Making fun of the headlines today, so you don’t have to
The news doesn’t need to be complicated and confusing; that’s what any new release from Microsoft is for. And, as in the case with anything from Microsoft, to keep the news from worrying our pretty little heads over, remember something new and equally indecipherable will come out soon:
Really all you need to do is follow one simple rule: barely pay attention and jump to conclusions. So, here are some headlines today and my first thoughts:
Big Popeye’s/Chick-Fil-A fried chicken sandwich war rages on
And, it’s led to an even bigger war, the one between Charmin and Angel Soft toilet paper!
Kristen Stewart was told if she stopped holding hands with girlfriends in public, she’d “get a Marvel movie”
… though, it might help her in landing a role playing an AC/DC Comic Book hero…
Trump says he has called off a secret meeting with Taliban and Afghanistan leaders at Camp David
But they can always be drawn in with a Sharpie at a later date.
Boris Johnson “deceived Queen and should resign”
Well, in fairness, they’re not really Queen since Freddy Mercury died.
Tina Turner turned 79
… while her legs remain 24!
Jets QB Sam Darnold has mononucleosis and is expected to miss multiple weeks
No word if Jet fans are now in danger of having to kiss their season goodbye.
Rooster pecked woman to death in ‘rare’ attack, report says
How come there’s never a cock blocker when you really need one?

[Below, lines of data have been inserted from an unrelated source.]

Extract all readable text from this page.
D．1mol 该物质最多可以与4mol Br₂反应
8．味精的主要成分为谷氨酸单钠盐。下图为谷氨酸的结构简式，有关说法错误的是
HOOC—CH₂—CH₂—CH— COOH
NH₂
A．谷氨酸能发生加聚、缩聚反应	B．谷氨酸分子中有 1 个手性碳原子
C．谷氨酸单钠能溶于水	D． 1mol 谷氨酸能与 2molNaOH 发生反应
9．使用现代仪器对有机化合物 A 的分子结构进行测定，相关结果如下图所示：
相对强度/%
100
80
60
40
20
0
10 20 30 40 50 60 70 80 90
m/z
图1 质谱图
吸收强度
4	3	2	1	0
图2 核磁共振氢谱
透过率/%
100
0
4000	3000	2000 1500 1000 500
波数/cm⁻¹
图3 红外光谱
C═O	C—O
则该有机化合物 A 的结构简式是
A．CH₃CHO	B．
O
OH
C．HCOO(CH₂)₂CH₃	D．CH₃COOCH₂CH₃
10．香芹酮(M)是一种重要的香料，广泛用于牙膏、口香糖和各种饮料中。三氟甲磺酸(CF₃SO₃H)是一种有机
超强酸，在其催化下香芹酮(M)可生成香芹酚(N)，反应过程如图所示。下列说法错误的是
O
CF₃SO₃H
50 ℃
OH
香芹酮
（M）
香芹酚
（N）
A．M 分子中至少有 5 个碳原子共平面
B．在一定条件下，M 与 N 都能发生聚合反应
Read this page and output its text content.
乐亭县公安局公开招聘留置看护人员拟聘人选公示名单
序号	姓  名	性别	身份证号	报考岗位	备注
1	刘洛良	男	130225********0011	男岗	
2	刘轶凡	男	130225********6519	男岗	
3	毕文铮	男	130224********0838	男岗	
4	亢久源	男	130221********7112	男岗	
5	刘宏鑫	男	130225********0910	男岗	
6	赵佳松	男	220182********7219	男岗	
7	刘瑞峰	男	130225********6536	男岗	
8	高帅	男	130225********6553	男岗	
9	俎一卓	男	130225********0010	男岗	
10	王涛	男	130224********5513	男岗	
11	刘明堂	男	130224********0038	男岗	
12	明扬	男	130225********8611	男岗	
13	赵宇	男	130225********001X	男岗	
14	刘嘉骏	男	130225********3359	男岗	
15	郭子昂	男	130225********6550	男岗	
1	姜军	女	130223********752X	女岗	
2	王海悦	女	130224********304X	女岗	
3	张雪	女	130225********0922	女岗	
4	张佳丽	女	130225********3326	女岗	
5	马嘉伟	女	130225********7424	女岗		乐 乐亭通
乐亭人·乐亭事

In just the past month, about 36,000 fires have ignited in the Amazon rainforest in Brazil
… desperately awaiting U.S airdrops of rakes …
Psychic ordered to pay $1.6 million back to victim and spend 40 months in prison
I’m sure she saw this coming.
Andrew Yang’s giving people $1,000 a month
And, unlike Trump they don’t have to say they didn’t have sex with him.
Felicity Huffman gets sentenced to 14 days in jail for college admissions scam
…. Although, she’s hoping to get time off for someone else’s good behavior.
Disney’s Bob Iger steps down from Apple’s Board of Directors
How long before Trump tweets about Bob Disney leaving the board of the company lead by Tim Apple?
Kendall Jenner partied in a blazer, no pants, and knee-high boots
… well, she was coming from church.
RIP Eddie Money
Hope you’re meeting up with someone who already used that first ticket to paradise.
Mike Pence claims he was recently bitten by Triple Crown winner American Pharoah
… Well, at least now he has a real reason to be an Islamophobe.